L’accueil des adhérents et salariés a lieu sur rendez-vous, sans exclure tout renseignement téléphonique.

Permanences :   Lundi   au   Vendredi de 9h15/12h30  & 14h/18h

Prendre rendez-vous au Tél 01 49 80 68 75 ou std 01 49 80 94 94 - Télécopie: 01 49 80 68 77

Quelques exemples de défense juridique :

Affaire Mme C.C/ Laboratoire C.L

Après 7 années d’ancienneté, Madame C. est licenciée pour absence prolongée entraînant la désorganisation de son service. Contestant le motif de son licenciement devant le Conseil de prud’hommes, elle soumet deux questions :

- vu sa faible qualification dans l’entreprise, existait-il une véritable désorganisation et le besoin de la remplacer définitivement ?

- son absence prolongée n’avait-elle pas pour origine le harcèlement moral qu’elle subissait au sein de l’entreprise ?

Le Bureau de départage retient l’absence de désorganisation de l’entreprise et condamne le Laboratoire C.L. à une indemnité pour licenciement   sans   cause  réelle  et  sérieuse de  52 767,36 francs et au remboursement à l’ASSEDIC des indemnités dans la limite de trois mois.


Affaire Mr DE C. C/ SARL S.

Engagée en 1986, Monsieur DE C. est victime d’un accident du travail en 1996. Après plusieurs prolongations d’arrêt de travail, l’employeur décide de le licencier en 1999 pour des « nécessités de fonctionnement de l’entreprise ».

Il décide de contester cette rupture, et s’aperçoit au cours de l’étude de son dossier que la procédure de licenciement n’a pas été respectée, que diverses primes ne lui ont pas été payées correctement, ni davantage de nombreuses heures supplémentaires.

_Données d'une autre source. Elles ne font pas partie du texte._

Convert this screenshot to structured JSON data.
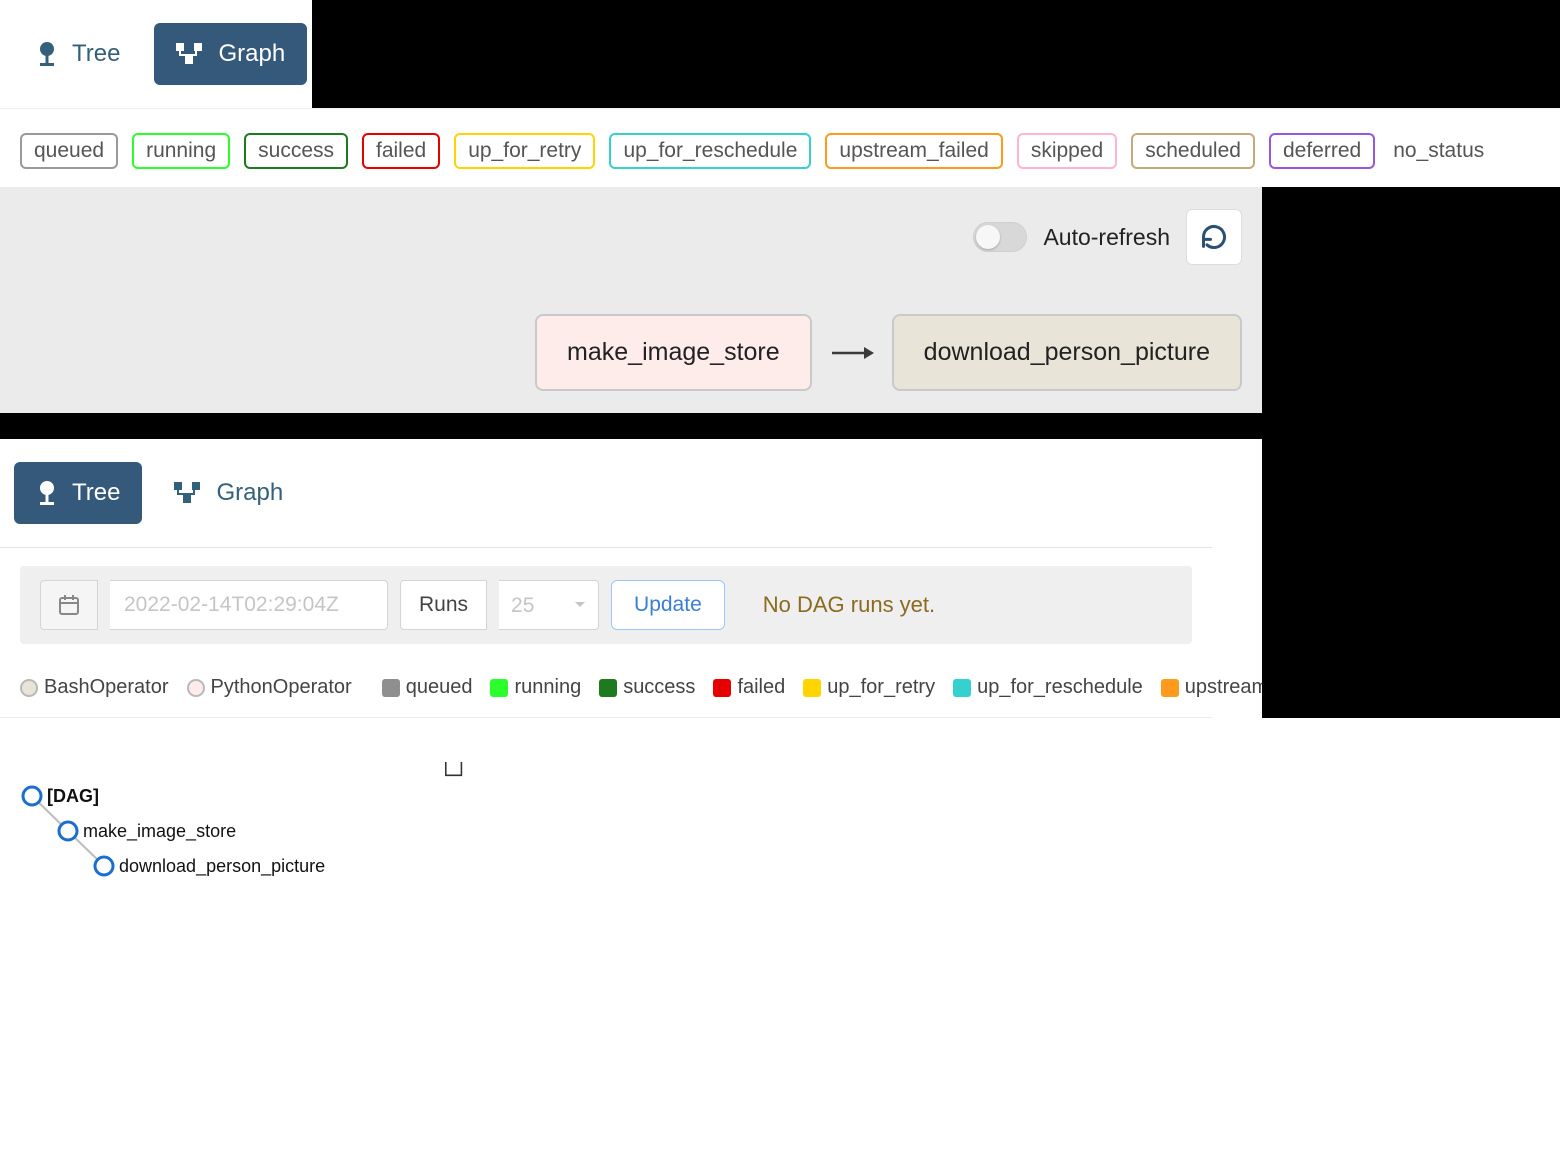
{
  "tabs": {
    "tree": "Tree",
    "graph": "Graph"
  },
  "status_pills": {
    "queued": "queued",
    "running": "running",
    "success": "success",
    "failed": "failed",
    "retry": "up_for_retry",
    "resched": "up_for_reschedule",
    "upfail": "upstream_failed",
    "skipped": "skipped",
    "scheduled": "scheduled",
    "deferred": "deferred",
    "nostatus": "no_status"
  },
  "autorefresh_label": "Auto-refresh",
  "graph_nodes": {
    "n1": "make_image_store",
    "n2": "download_person_picture"
  },
  "runbar": {
    "date_value": "2022-02-14T02:29:04Z",
    "runs_label": "Runs",
    "runs_value": "25",
    "update": "Update",
    "nodag": "No DAG runs yet."
  },
  "legend2": {
    "bash": "BashOperator",
    "python": "PythonOperator",
    "queued": "queued",
    "running": "running",
    "success": "success",
    "failed": "failed",
    "retry": "up_for_retry",
    "resched": "up_for_reschedule",
    "upfail": "upstream_failed"
  },
  "tree": {
    "root": "[DAG]",
    "n1": "make_image_store",
    "n2": "download_person_picture"
  }
}
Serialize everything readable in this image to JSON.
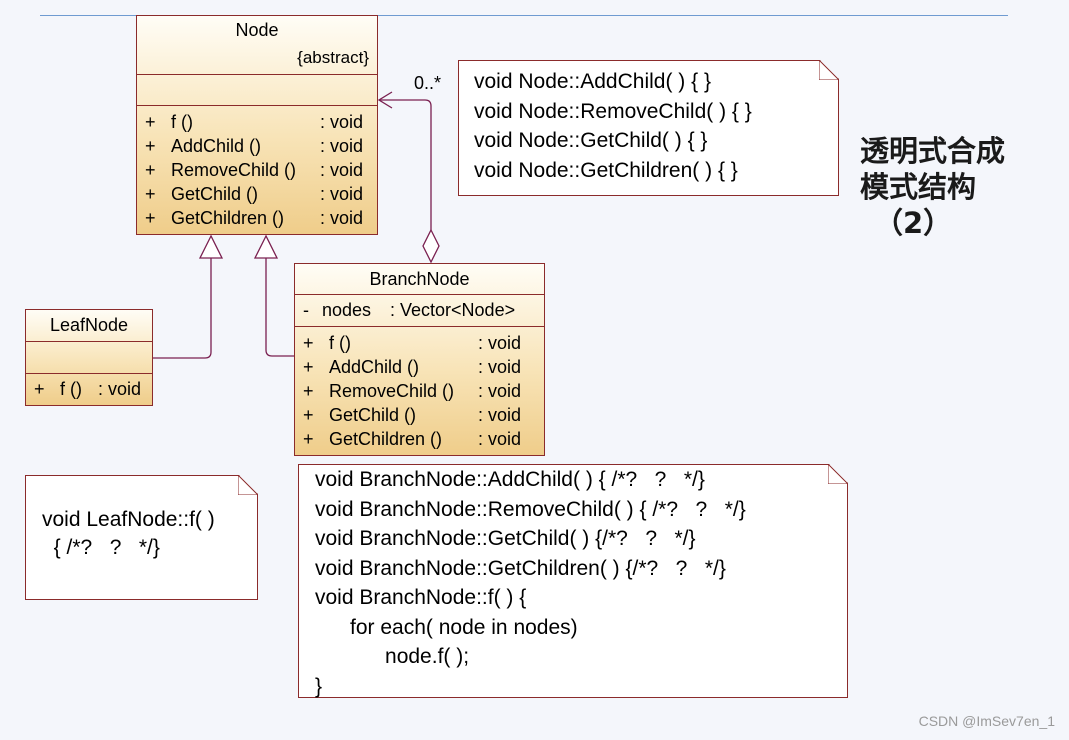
{
  "node": {
    "name": "Node",
    "stereotype": "{abstract}",
    "methods": [
      {
        "vis": "+",
        "name": "f ()",
        "type": ": void"
      },
      {
        "vis": "+",
        "name": "AddChild ()",
        "type": ": void"
      },
      {
        "vis": "+",
        "name": "RemoveChild ()",
        "type": ": void"
      },
      {
        "vis": "+",
        "name": "GetChild ()",
        "type": ": void"
      },
      {
        "vis": "+",
        "name": "GetChildren ()",
        "type": ": void"
      }
    ]
  },
  "leaf": {
    "name": "LeafNode",
    "method": {
      "vis": "+",
      "name": "f ()",
      "type": ": void"
    }
  },
  "branch": {
    "name": "BranchNode",
    "attribute": {
      "vis": "-",
      "name": "nodes",
      "type": ": Vector<Node>"
    },
    "methods": [
      {
        "vis": "+",
        "name": "f ()",
        "type": ": void"
      },
      {
        "vis": "+",
        "name": "AddChild ()",
        "type": ": void"
      },
      {
        "vis": "+",
        "name": "RemoveChild ()",
        "type": ": void"
      },
      {
        "vis": "+",
        "name": "GetChild ()",
        "type": ": void"
      },
      {
        "vis": "+",
        "name": "GetChildren ()",
        "type": ": void"
      }
    ]
  },
  "multiplicity": "0..*",
  "note_node": [
    "void Node::AddChild( ) { }",
    "void Node::RemoveChild( ) { }",
    "void Node::GetChild( ) { }",
    "void Node::GetChildren( ) { }"
  ],
  "note_leaf": [
    "void LeafNode::f( )",
    "  { /*?   ?   */}"
  ],
  "note_branch": [
    "void BranchNode::AddChild( ) { /*?   ?   */}",
    "void BranchNode::RemoveChild( ) { /*?   ?   */}",
    "void BranchNode::GetChild( ) {/*?   ?   */}",
    "void BranchNode::GetChildren( ) {/*?   ?   */}",
    "void BranchNode::f( ) {",
    "      for each( node in nodes)",
    "            node.f( );",
    "}"
  ],
  "heading": {
    "line1": "透明式合成",
    "line2": "模式结构",
    "line3": "（2）"
  },
  "watermark": "CSDN @ImSev7en_1",
  "colors": {
    "border": "#8b2b2b",
    "fill_top": "#fffdf6",
    "fill_bottom": "#efcd8a",
    "topline": "#6f9bd1"
  }
}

Durant les débats l’employeur niera et ira jusqu’à remettre en cause la relation entre l’accident de travail et les arrêts qui suivent.

Le Conseil de prud’hommes ne se laisse pas tromper lorsqu’il condamne essentiellement la Société S. pour n’avoir pas respecté les règles protectrices d’un salarié victime d’un accident du travail. La Cour d’Appel de Paris confirme cette décision et la Société S. est condamnée au paiement à Monsieur DE C. de diverses primes et à lui verser une indemnité de préavis ainsi que 12 mois de salaires.


Affaire Mr  T. c/ SA O.

A la suite d’un plan de restructuration, Monsieur T. se voit licencié pour motif économique par la Sté de Pompes Funèbres Générales, et son contrat prend fin en avril 2000.

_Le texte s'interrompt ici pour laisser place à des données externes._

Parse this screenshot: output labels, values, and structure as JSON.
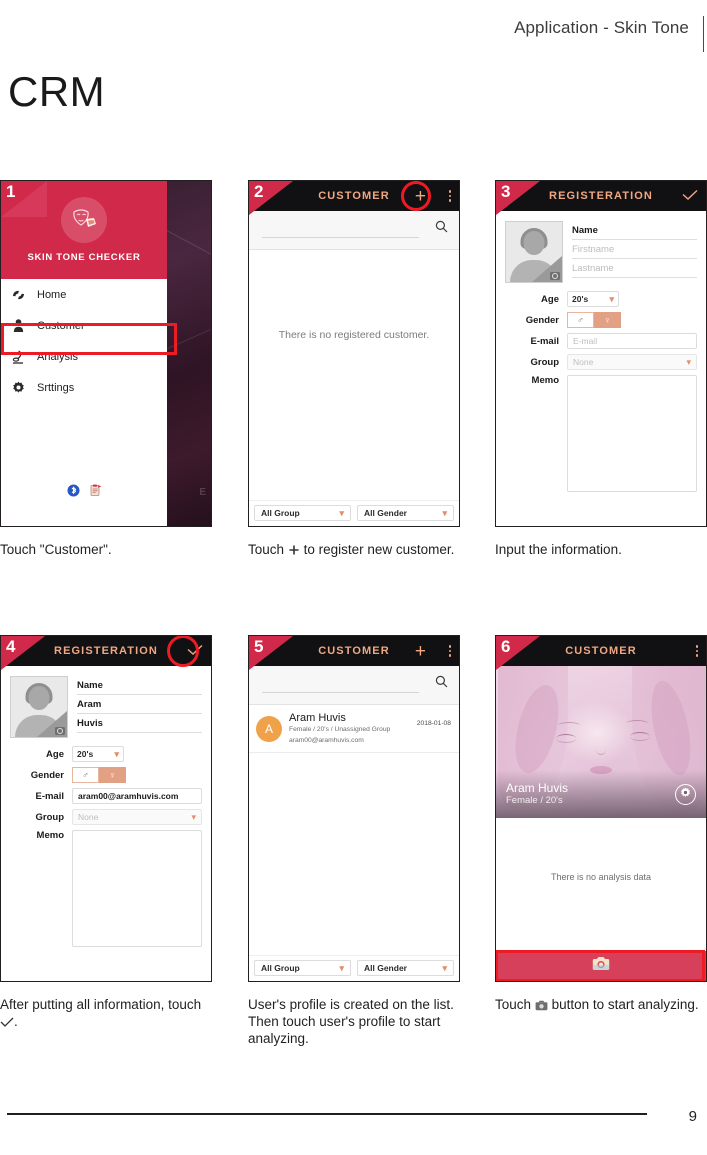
{
  "header": {
    "title": "Application - Skin Tone",
    "page_title": "CRM"
  },
  "footer": {
    "page_number": "9"
  },
  "steps": [
    {
      "number": "1",
      "caption": "Touch \"Customer\".",
      "screen": "drawer",
      "drawer": {
        "brand": "SKIN TONE CHECKER",
        "logo_icon": "face-palette-icon",
        "items": [
          {
            "label": "Home",
            "icon": "home-icon"
          },
          {
            "label": "Customer",
            "icon": "person-icon",
            "highlighted": true
          },
          {
            "label": "Analysis",
            "icon": "microscope-icon"
          },
          {
            "label": "Srttings",
            "icon": "gear-icon"
          }
        ],
        "bottom_icons": [
          "bluetooth-icon",
          "clipboard-icon"
        ],
        "wallpaper_text": "E"
      }
    },
    {
      "number": "2",
      "caption_parts": {
        "before": "Touch",
        "icon": "plus-icon",
        "after": "to register new customer."
      },
      "screen": "customer-empty",
      "appbar": {
        "title": "CUSTOMER",
        "plus": "+",
        "menu_icon": "kebab-menu-icon",
        "highlight": "plus"
      },
      "search": {
        "icon": "search-icon",
        "value": ""
      },
      "empty_message": "There is no registered customer.",
      "filters": [
        {
          "label": "All Group"
        },
        {
          "label": "All Gender"
        }
      ]
    },
    {
      "number": "3",
      "caption": "Input the information.",
      "screen": "registration",
      "appbar": {
        "title": "REGISTERATION",
        "confirm_icon": "check-icon"
      },
      "form": {
        "avatar_icon": "avatar-placeholder-icon",
        "avatar_camera_icon": "camera-icon",
        "name_label": "Name",
        "firstname": "Firstname",
        "lastname": "Lastname",
        "firstname_filled": false,
        "lastname_filled": false,
        "age_label": "Age",
        "age_value": "20's",
        "gender_label": "Gender",
        "gender_male_icon": "♂",
        "gender_female_icon": "♀",
        "gender_selected": "female",
        "email_label": "E-mail",
        "email_value": "E-mail",
        "email_filled": false,
        "group_label": "Group",
        "group_value": "None",
        "memo_label": "Memo",
        "memo_value": ""
      }
    },
    {
      "number": "4",
      "caption_parts": {
        "before": "After putting all information, touch",
        "icon": "check-icon",
        "after": "."
      },
      "screen": "registration",
      "appbar": {
        "title": "REGISTERATION",
        "confirm_icon": "check-icon",
        "highlight": "confirm"
      },
      "form": {
        "avatar_icon": "avatar-placeholder-icon",
        "avatar_camera_icon": "camera-icon",
        "name_label": "Name",
        "firstname": "Aram",
        "lastname": "Huvis",
        "firstname_filled": true,
        "lastname_filled": true,
        "age_label": "Age",
        "age_value": "20's",
        "gender_label": "Gender",
        "gender_male_icon": "♂",
        "gender_female_icon": "♀",
        "gender_selected": "female",
        "email_label": "E-mail",
        "email_value": "aram00@aramhuvis.com",
        "email_filled": true,
        "group_label": "Group",
        "group_value": "None",
        "memo_label": "Memo",
        "memo_value": ""
      }
    },
    {
      "number": "5",
      "caption": "User's profile is created on the list. Then touch user's profile to start analyzing.",
      "screen": "customer-list",
      "appbar": {
        "title": "CUSTOMER",
        "plus": "+",
        "menu_icon": "kebab-menu-icon"
      },
      "search": {
        "icon": "search-icon",
        "value": ""
      },
      "rows": [
        {
          "avatar_letter": "A",
          "name": "Aram Huvis",
          "meta": "Female / 20's / Unassigned Group",
          "email": "aram00@aramhuvis.com",
          "date": "2018-01-08"
        }
      ],
      "filters": [
        {
          "label": "All Group"
        },
        {
          "label": "All Gender"
        }
      ]
    },
    {
      "number": "6",
      "caption_parts": {
        "before": "Touch",
        "icon": "camera-icon",
        "after": "button to start analyzing."
      },
      "screen": "profile",
      "appbar": {
        "title": "CUSTOMER",
        "menu_icon": "kebab-menu-icon"
      },
      "hero": {
        "name": "Aram Huvis",
        "sub": "Female / 20's",
        "settings_icon": "gear-icon"
      },
      "empty_message": "There is no analysis data",
      "camera_button": {
        "icon": "camera-icon",
        "highlighted": true
      }
    }
  ],
  "colors": {
    "brand_red": "#d1294a",
    "highlight_red": "#ed1c24",
    "appbar_bg": "#111012",
    "appbar_text": "#f0a883",
    "accent_salmon": "#e2a184",
    "avatar_orange": "#f0a24b",
    "camera_bar": "#d6405a"
  }
}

Quatre mois plus tard, Monsieur T. à la surprise de se voir assigné devant le Conseil de prud’hommes en référé par son ancien employeur.

En effet Monsieur T. a retrouvé entre-temps du travail chez un concurrent et n’a pas respecté sa clause contractuelle de non-concurrence.

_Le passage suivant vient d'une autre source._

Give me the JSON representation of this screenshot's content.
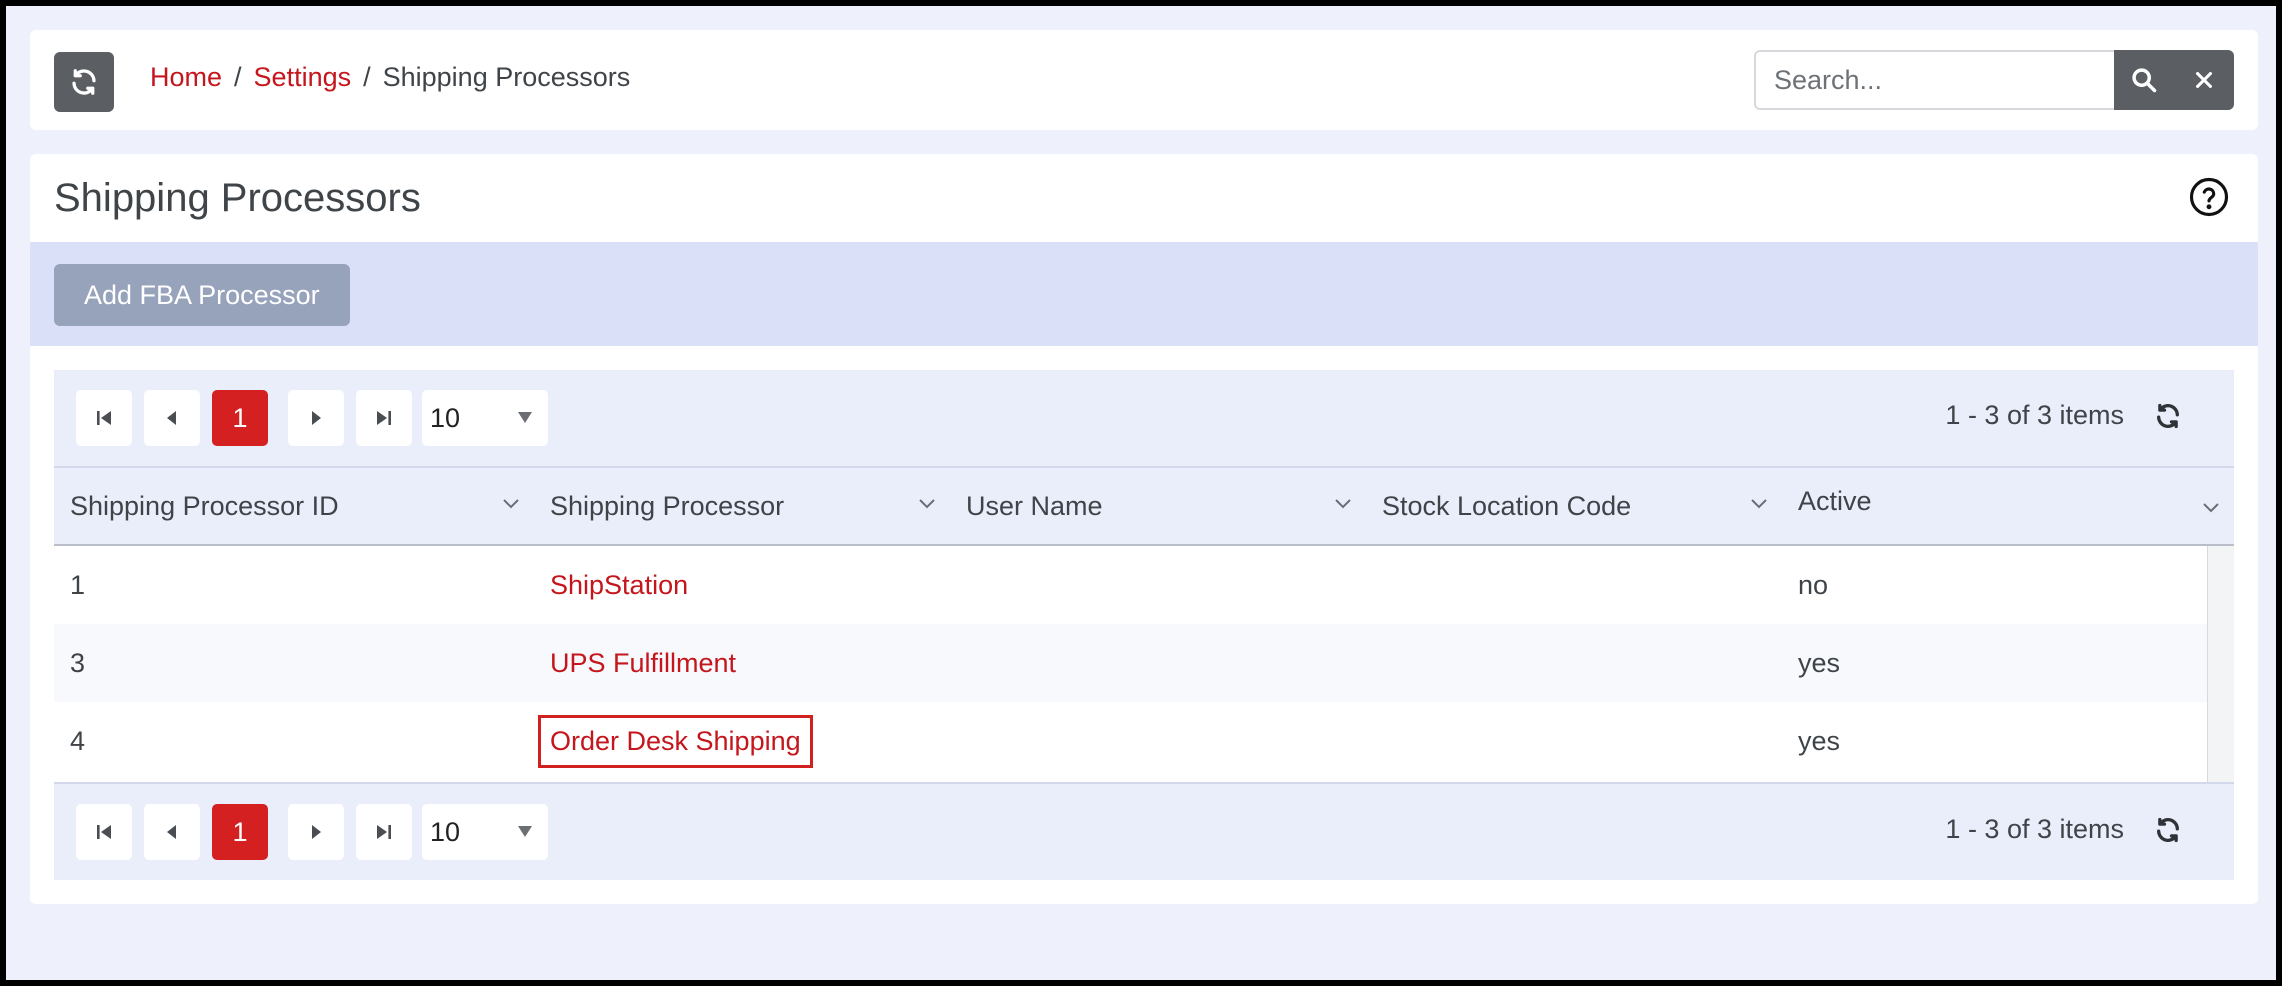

Monsieur T. est condamné en référé  à payer à titre de  provision  une somme de 15 000 francs pour avoir violé cette clause. L’affaire est ensuite engagée sur le fond et Monsieur T. tente de se défendre en faisant valoir que cette clause est abusive puisqu’elle l’empêche de travailler et qu’il y a une atteinte à la liberté du travail.

L’affaire fait l’objet d’un départage, et finalement Monsieur T. est condamné à régler la somme de 66 645 francs. La condamnation est lourde mais le Conseil retient qu’il s’agit initialement d’un engagement que Monsieur T. n’a pas respecté.

Il décide de faire appel de cette décision et devant la Cour d’Appel de Paris invoque les mêmes arguments de défense que devant le Conseil de prud’hommes mais s’appuie sur l’aspect social de sa situation : il est âgé de 50 ans et il est demandeur d’emploi puisqu’il lui est interdit de travailler dans son secteur d’activité.   De son côté la Société O. réclame non plus 66 645 francs mais

 83 677 francs selon le calcul prévu au contrat au titre de la clause pénale.,

La Cour d’appel reconnaît que la clause de non-concurrence est tout à fait valable mais que la pénalité apparaît manifestement excessive.  Elle  ramène la  condamnation  de 66 645 francs à 20 000 francs.